Impact of Storing Multiple Embedding Model Vectors in a Single Document on Vector Search Performance

We are currently storing vectors from different embedding models in the same Couchbase document, and we’re building FTS vector indexes on each of the fields. Here’s an example of how we structure the data in our documents:

{
...
  "embedding_map": {
    "text-embedding-3-large": { "vector": [] },
    "voyage-3": { "vector": [] }
  }
...
}

Each vector belongs to a different model, and we perform searches using FTS on these fields. While this approach has been working, we’ve noticed that response times are sometimes extremely slow, and we’re not sure where the bottleneck is. It could be related to FTS vector search performance or potentially another part of our application.

My question is: Could having vectors from different embedding models in the same document affect FTS vector search performance? Could this be due to how Couchbase handles multiple vector fields within the same document, or would it be better to separate the vectors into different documents?

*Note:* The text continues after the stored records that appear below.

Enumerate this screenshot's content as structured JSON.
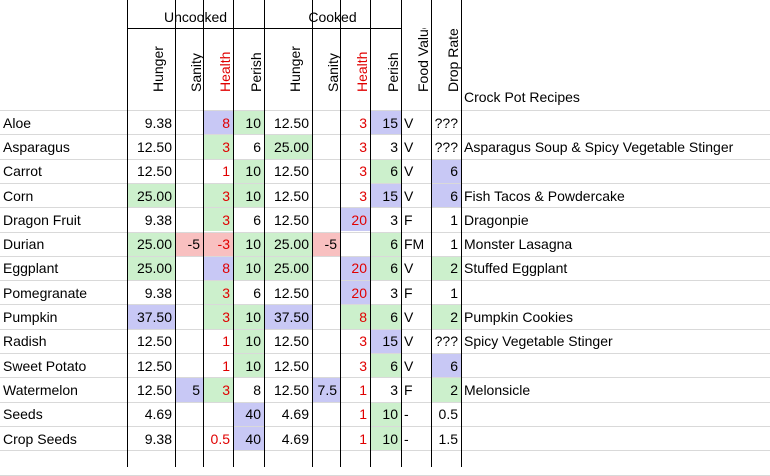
{
  "groups": {
    "uncooked": "Uncooked",
    "cooked": "Cooked"
  },
  "columns": {
    "hunger": "Hunger",
    "sanity": "Sanity",
    "health": "Health",
    "perish": "Perish",
    "hunger2": "Hunger",
    "sanity2": "Sanity",
    "health2": "Health",
    "perish2": "Perish",
    "food_value": "Food Value",
    "drop_rate": "Drop Rate",
    "recipes": "Crock Pot Recipes"
  },
  "colors": {
    "green": "#ccf0cc",
    "blue": "#c8c8f5",
    "red_fill": "#f8c0c0",
    "health_text": "#e00000"
  },
  "rows": [
    {
      "name": "Aloe",
      "values": [
        "9.38",
        "",
        "8",
        "10",
        "12.50",
        "",
        "3",
        "15",
        "V",
        "???",
        ""
      ],
      "fills": [
        "",
        "",
        "b",
        "g",
        "",
        "",
        "",
        "b",
        "",
        "",
        ""
      ]
    },
    {
      "name": "Asparagus",
      "values": [
        "12.50",
        "",
        "3",
        "6",
        "25.00",
        "",
        "3",
        "3",
        "V",
        "???",
        "Asparagus Soup & Spicy Vegetable Stinger"
      ],
      "fills": [
        "",
        "",
        "g",
        "",
        "g",
        "",
        "",
        "",
        "",
        "",
        ""
      ]
    },
    {
      "name": "Carrot",
      "values": [
        "12.50",
        "",
        "1",
        "10",
        "12.50",
        "",
        "3",
        "6",
        "V",
        "6",
        ""
      ],
      "fills": [
        "",
        "",
        "",
        "g",
        "",
        "",
        "",
        "g",
        "",
        "b",
        ""
      ]
    },
    {
      "name": "Corn",
      "values": [
        "25.00",
        "",
        "3",
        "10",
        "12.50",
        "",
        "3",
        "15",
        "V",
        "6",
        "Fish Tacos & Powdercake"
      ],
      "fills": [
        "g",
        "",
        "g",
        "g",
        "",
        "",
        "",
        "b",
        "",
        "b",
        ""
      ]
    },
    {
      "name": "Dragon Fruit",
      "values": [
        "9.38",
        "",
        "3",
        "6",
        "12.50",
        "",
        "20",
        "3",
        "F",
        "1",
        "Dragonpie"
      ],
      "fills": [
        "",
        "",
        "g",
        "",
        "",
        "",
        "b",
        "",
        "",
        "",
        ""
      ]
    },
    {
      "name": "Durian",
      "values": [
        "25.00",
        "-5",
        "-3",
        "10",
        "25.00",
        "-5",
        "",
        "6",
        "FM",
        "1",
        "Monster Lasagna"
      ],
      "fills": [
        "g",
        "r",
        "r",
        "g",
        "g",
        "r",
        "",
        "g",
        "",
        "",
        ""
      ]
    },
    {
      "name": "Eggplant",
      "values": [
        "25.00",
        "",
        "8",
        "10",
        "25.00",
        "",
        "20",
        "6",
        "V",
        "2",
        "Stuffed Eggplant"
      ],
      "fills": [
        "g",
        "",
        "b",
        "g",
        "g",
        "",
        "b",
        "g",
        "",
        "g",
        ""
      ]
    },
    {
      "name": "Pomegranate",
      "values": [
        "9.38",
        "",
        "3",
        "6",
        "12.50",
        "",
        "20",
        "3",
        "F",
        "1",
        ""
      ],
      "fills": [
        "",
        "",
        "g",
        "",
        "",
        "",
        "b",
        "",
        "",
        "",
        ""
      ]
    },
    {
      "name": "Pumpkin",
      "values": [
        "37.50",
        "",
        "3",
        "10",
        "37.50",
        "",
        "8",
        "6",
        "V",
        "2",
        "Pumpkin Cookies"
      ],
      "fills": [
        "b",
        "",
        "g",
        "g",
        "b",
        "",
        "g",
        "g",
        "",
        "g",
        ""
      ]
    },
    {
      "name": "Radish",
      "values": [
        "12.50",
        "",
        "1",
        "10",
        "12.50",
        "",
        "3",
        "15",
        "V",
        "???",
        "Spicy Vegetable Stinger"
      ],
      "fills": [
        "",
        "",
        "",
        "g",
        "",
        "",
        "",
        "b",
        "",
        "",
        ""
      ]
    },
    {
      "name": "Sweet Potato",
      "values": [
        "12.50",
        "",
        "1",
        "10",
        "12.50",
        "",
        "3",
        "6",
        "V",
        "6",
        ""
      ],
      "fills": [
        "",
        "",
        "",
        "g",
        "",
        "",
        "",
        "g",
        "",
        "b",
        ""
      ]
    },
    {
      "name": "Watermelon",
      "values": [
        "12.50",
        "5",
        "3",
        "8",
        "12.50",
        "7.5",
        "1",
        "3",
        "F",
        "2",
        "Melonsicle"
      ],
      "fills": [
        "",
        "b",
        "g",
        "",
        "",
        "b",
        "",
        "",
        "",
        "g",
        ""
      ]
    },
    {
      "name": "Seeds",
      "values": [
        "4.69",
        "",
        "",
        "40",
        "4.69",
        "",
        "1",
        "10",
        "-",
        "0.5",
        ""
      ],
      "fills": [
        "",
        "",
        "",
        "b",
        "",
        "",
        "",
        "g",
        "",
        "",
        ""
      ]
    },
    {
      "name": "Crop Seeds",
      "values": [
        "9.38",
        "",
        "0.5",
        "40",
        "4.69",
        "",
        "1",
        "10",
        "-",
        "1.5",
        ""
      ],
      "fills": [
        "",
        "",
        "",
        "b",
        "",
        "",
        "",
        "g",
        "",
        "",
        ""
      ]
    }
  ]
}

Any insights on how this setup might impact performance or any best practices to follow when designing vector indexes for multiple models would be highly appreciated.

Thanks in advance!

Let me know if you need any additional details.

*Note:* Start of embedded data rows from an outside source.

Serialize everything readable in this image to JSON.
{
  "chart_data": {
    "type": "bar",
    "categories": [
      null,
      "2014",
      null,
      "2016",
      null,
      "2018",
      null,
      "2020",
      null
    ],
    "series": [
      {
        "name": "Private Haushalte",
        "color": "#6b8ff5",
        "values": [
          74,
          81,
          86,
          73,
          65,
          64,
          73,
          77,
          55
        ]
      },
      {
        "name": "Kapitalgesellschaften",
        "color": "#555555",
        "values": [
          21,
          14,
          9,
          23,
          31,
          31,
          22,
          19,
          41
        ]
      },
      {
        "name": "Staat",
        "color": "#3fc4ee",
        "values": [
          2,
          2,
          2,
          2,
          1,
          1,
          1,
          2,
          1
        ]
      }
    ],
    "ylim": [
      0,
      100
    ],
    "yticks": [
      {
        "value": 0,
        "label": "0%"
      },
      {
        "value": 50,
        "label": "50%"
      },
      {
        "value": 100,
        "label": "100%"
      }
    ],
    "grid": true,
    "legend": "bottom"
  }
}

@abhinav (tagging you because I know you are doing search stuff)

@abhinav just following up in case this post got overlooked.

Thanks @PShri - it seems I did miss the notification from the original post.

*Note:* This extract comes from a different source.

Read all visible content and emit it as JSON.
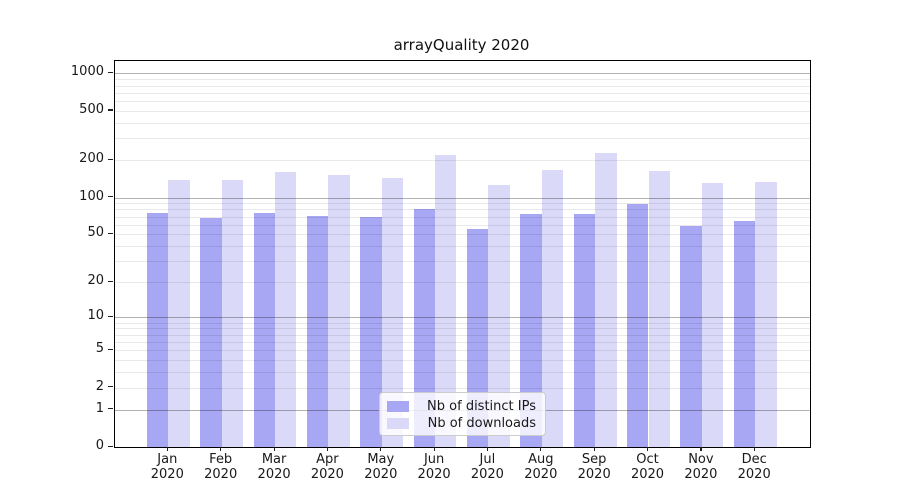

Could having vectors from different embedding models in the same document affect FTS vector search performance?

It shouldn’t, but would you let me know what version of couchbase server are you using, I’d strongly recommend 7.6.2 or later for vector search.

Holding multiple vectors in different fields within the same document will mean separate vector indexes for each field within each index segment. One vector index should not affect the other for as long as you have sufficient resources available to handle your use case.

Would you maybe share the logs (cbcollect_info) from one or more of the nodes hosting the search service in your cluster? Perhaps we can find some clues there on what’s happening underneath.

We are using 7.6.3.

The issue no longer exists. It is also not reproducible. It got too slow a couple of times and I suspected it could be FTS vector search (as that was the new addition). Next time I come across that, I shall share the logs.

Sounds like there is no difference from a performance standpoint whether the vectors are in a single document or separated out.

Thanks for the information, though I am not sure what exactly is an index “Segment”.

Sounds good.

I am not sure what exactly is an index “Segment”

The search index follows a partitioned segmented architecture - LSM-like. As each index partition ingests data, batched content is persisted into immutable reference-counted files which we call segments - you can view these as mini indexes. A merger/compactor routine is responsible for eventually merging smaller segments into larger ones in a tiered fashion. Those segments whose reference count falls to zero (stale data) are purged.

This topic was automatically closed 90 days after the last reply. New replies are no longer allowed.